Comme elle s'aidait de ses mains pour descendre de cheval (et la chose n'était pas aisée, pour elle qui n'avait jamais monté comme un homme), elle demanda l'heure qu'il était. C'était donc au tour d'Astaroth d'occuper ses pensées.
Où était-il, d'ailleurs? Près, proche, occupé à leur tendre un piège?
Elle regarda vers le ciel. N'y comprenant rien aux astres, à leur lente montée, ni pourquoi ils tournaient autour de la Terre ainsi, c'était bien trop compliqué pour une femme. Naturellement Aimbaud suivit son regard.


Pas loin de midi, dit-il.

Son sang se glaça. Il eût pu dire tout autre chose, parler de leur séparation prochaine était pire que tout. Comme si annoncer qu'ils se quitteraient fatalement nuisait à son rêve de fuite. Comme s'il eût éteint en même temps qu'il parlait, l'idée folle qu'elle avait de ne plus quitter la forêt, la clairière, les arbres dévorés par le froid et la mousse, l'idée de vivre de graines et de perdreaux, de courir les champs et d'avoir du lierre dans ses cheveux.
S'en suivit un échange triste et inquiétant. Il la voulait rester, elle ne voulait pas partir, se sentait le devoir de le faire ; car elle avait son époux à la tête, la peur qu'ils perdent la leur.

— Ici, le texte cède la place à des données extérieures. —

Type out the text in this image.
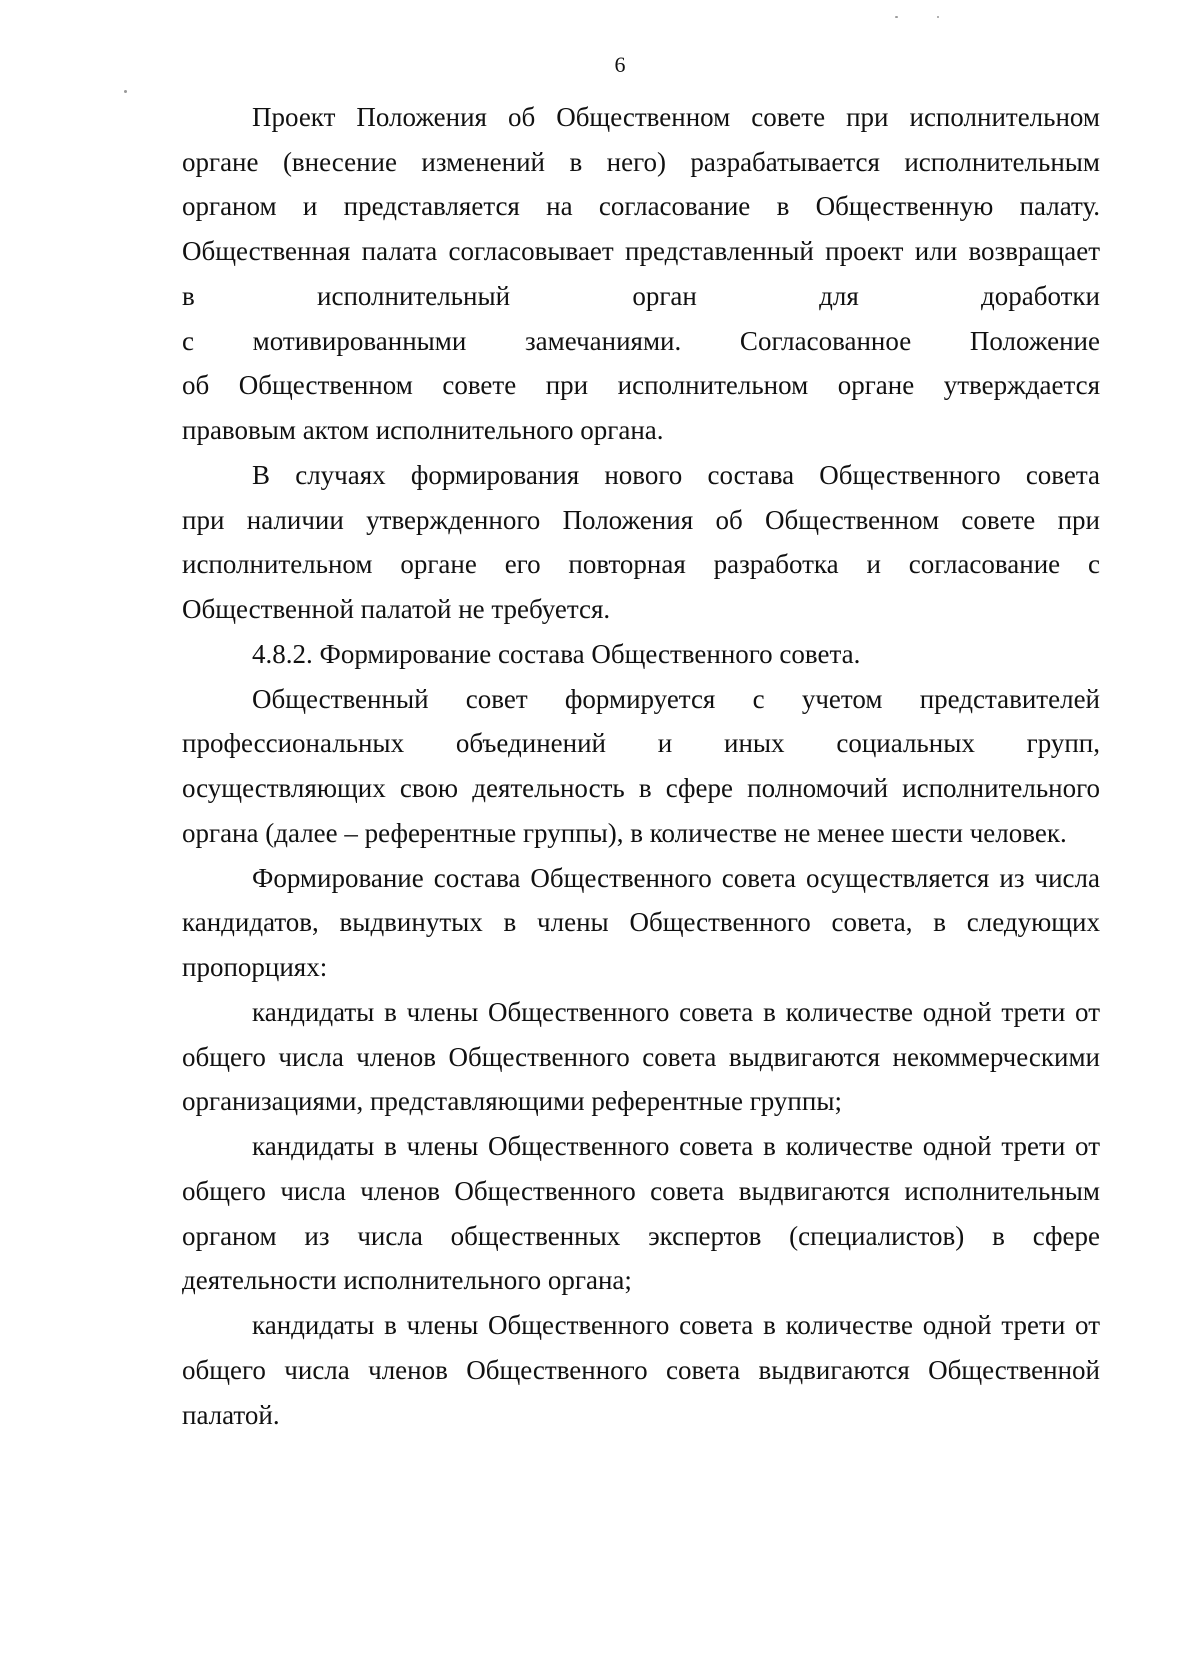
6
Проект Положения об Общественном совете при исполнительном
органе (внесение изменений в него) разрабатывается исполнительным
органом и представляется на согласование в Общественную палату.
Общественная палата согласовывает представленный проект или возвращает
в исполнительный орган для доработки
с мотивированными замечаниями. Согласованное Положение
об Общественном совете при исполнительном органе утверждается
правовым актом исполнительного органа.
В случаях формирования нового состава Общественного совета
при наличии утвержденного Положения об Общественном совете при
исполнительном органе его повторная разработка и согласование с
Общественной палатой не требуется.
4.8.2. Формирование состава Общественного совета.
Общественный совет формируется с учетом представителей
профессиональных объединений и иных социальных групп,
осуществляющих свою деятельность в сфере полномочий исполнительного
органа (далее – референтные группы), в количестве не менее шести человек.
Формирование состава Общественного совета осуществляется из числа
кандидатов, выдвинутых в члены Общественного совета, в следующих
пропорциях:
кандидаты в члены Общественного совета в количестве одной трети от
общего числа членов Общественного совета выдвигаются некоммерческими
организациями, представляющими референтные группы;
кандидаты в члены Общественного совета в количестве одной трети от
общего числа членов Общественного совета выдвигаются исполнительным
органом из числа общественных экспертов (специалистов) в сфере
деятельности исполнительного органа;
кандидаты в члены Общественного совета в количестве одной трети от
общего числа членов Общественного совета выдвигаются Общественной
палатой.
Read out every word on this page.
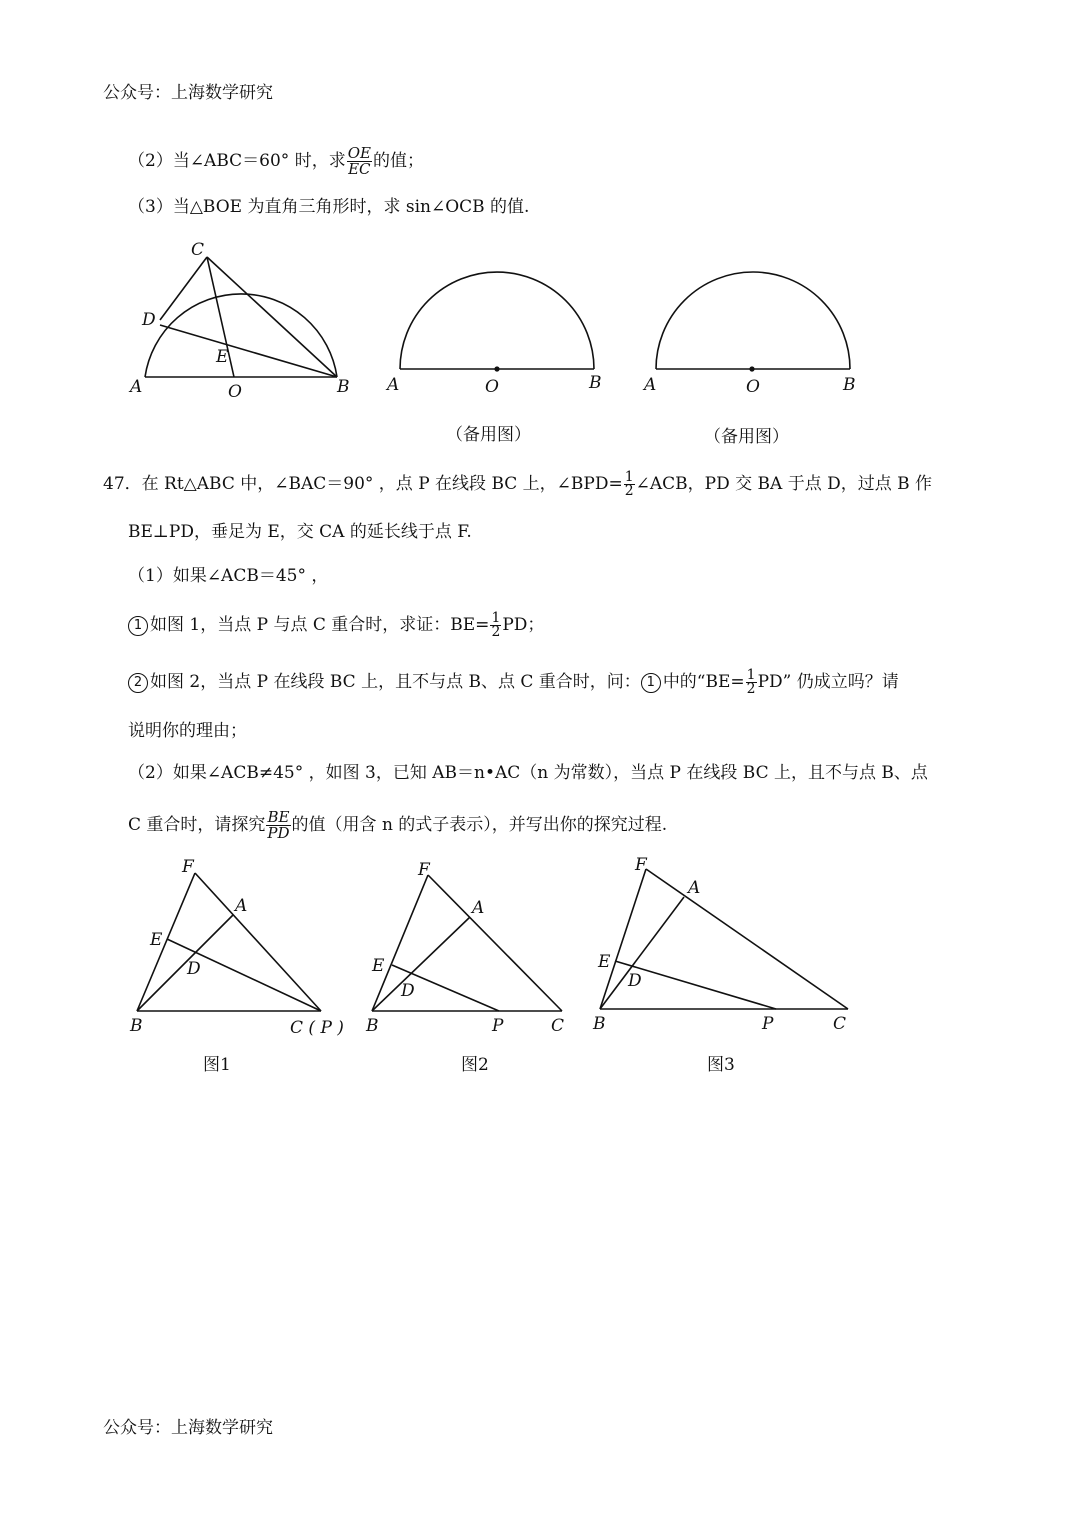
公众号：上海数学研究
（2）当∠ABC＝60° 时，求 $\frac{OE}{EC}$ 的值；
（3）当△BOE 为直角三角形时，求 sin∠OCB 的值.
C
D
E
A	O	B A	O	B
（备用图）
A	O	B
（备用图）
47．在 Rt△ABC 中，∠BAC＝90° ，点 P 在线段 BC 上，∠BPD= $\frac{1}{2}$ ∠ACB，PD 交 BA 于点 D，过点 B 作
BE⊥PD，垂足为 E，交 CA 的延长线于点 F.
（1）如果∠ACB＝45° ，
1 如图 1，当点 P 与点 C 重合时，求证：$BE= \frac{1}{2}$ PD；
2 如图 2，当点 P 在线段 BC 上，且不与点 B、点 C 重合时，问： 1 中的“$BE= \frac{1}{2}$ PD” 仍成立吗？请
说明你的理由；
（2）如果∠ACB≠45° ，如图 3，已知 AB＝n•AC（n 为常数），当点 P 在线段 BC 上，且不与点 B、点
C 重合时，请探究 $\frac{BE}{PD}$ 的值（用含 n 的式子表示），并写出你的探究过程.
F
A
E
D
B	C ( P )
图1
F
A
E
D
B	P	C
图2
F
A
E
D
B	P	C
图3
公众号：上海数学研究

- Eh bien... Je ne pense pas que nous puissions rester ici plus d'une heure.
- Nous ne restons pas ! Si vous le voulez. Je vous mène à Décize ? ... Une auberge ! Vous vous y réchaufferez. Vous avez soif ? J'ai là du vin.
- Decize... Une auberge...? Mais... Si nous n'avons qu'une heure, pourquoi partir ?
- Une heure. Vous ne restez pas ?
- Rester...où ? Là, ici, le milieu de nulle part ?
- Avec moi..!


Et ainsi qu'ils devisaient, haussant le ton, elle perdait son sang froid et sa retenue. Comme c'était étrange, qu'elle devienne aussi colérique parfois, lorsque ses propositions se heurtaient inévitablement à leur impossibilité. Ce n'était pas qu'il était idiot, mais plein d'amour, et elle n'était pas en colère contre lui, sinon contre son humanité qui lui interdisait d'outrepasser les règles physiques et morales. Il fallait toujours se battre, inévitablement, soit contre la partie blanche d'elle, soit contre la noire. Contre la fatalité, les évènements, les liens forgés, contre tout, pour une minute avec lui il fallait braver l'impossible, défier des dragons et des tours, monter une armée, être prêt à perdre les seules choses qu'elle avait gagnées.
Elle grognait contre l'ultime heure qu'il leur restait avant qu'Astaroth n'arrive.
Elle grognait contre l'inconfort des lieux, qui forçaient leur affection à s'exprimer entre quatre troncs.
Elle grognait contre sa propre déraison à l'avoir suivi.
Et ce toujours en allant à lui après chacun de ses reproches, pour serrer son corps et creuser ses joues de baisés déposés, pour l'assurer de son Amour avant qu'un nouveau volcan de rage n'explose et qu'elle ne reparte loin de lui, maugréant sa tristesse et maudissant leur responsables. Et puis elle revenait à lui, encore une fois, si pétrifiée à l'idée de le perdre, mortifiée par ce qu'elle avait pu dire et médire. S'il avait les sourcils froncés elle souriait, s'il baissait le chef elle lui relevait en baisant son front ; et s'il observait juste sa brutale réaction, elle s'obligeait à reprendre un visage paisible et retrouver ses bras.
Oh, Aimbaud de Josselinière...


- Juste une heure
, lui offrit-elle, faisant une croix sur ses résolutions. Et ensuite il faudra vite retourner à la chapelle ou votre homme se fera découvrir.
- Non. Je vous mène à Saint Robert en Limousin sous secret.
Aimbaud
Le mufle des chevaux, en frottant les racines terre à la recherche de jeunes pousses, fait cliqueter les boucles de leurs sangles. L'air gelé de la campagne étouffe les sons et les voix des deux amants qui s'emmêlent de baisers maladroits sous les branches mortes. Ils se parlent avec des chuchots, en se heurtant le nez et les joues, les mains anxieusement pressées dans leurs cols, dans leurs cheveux.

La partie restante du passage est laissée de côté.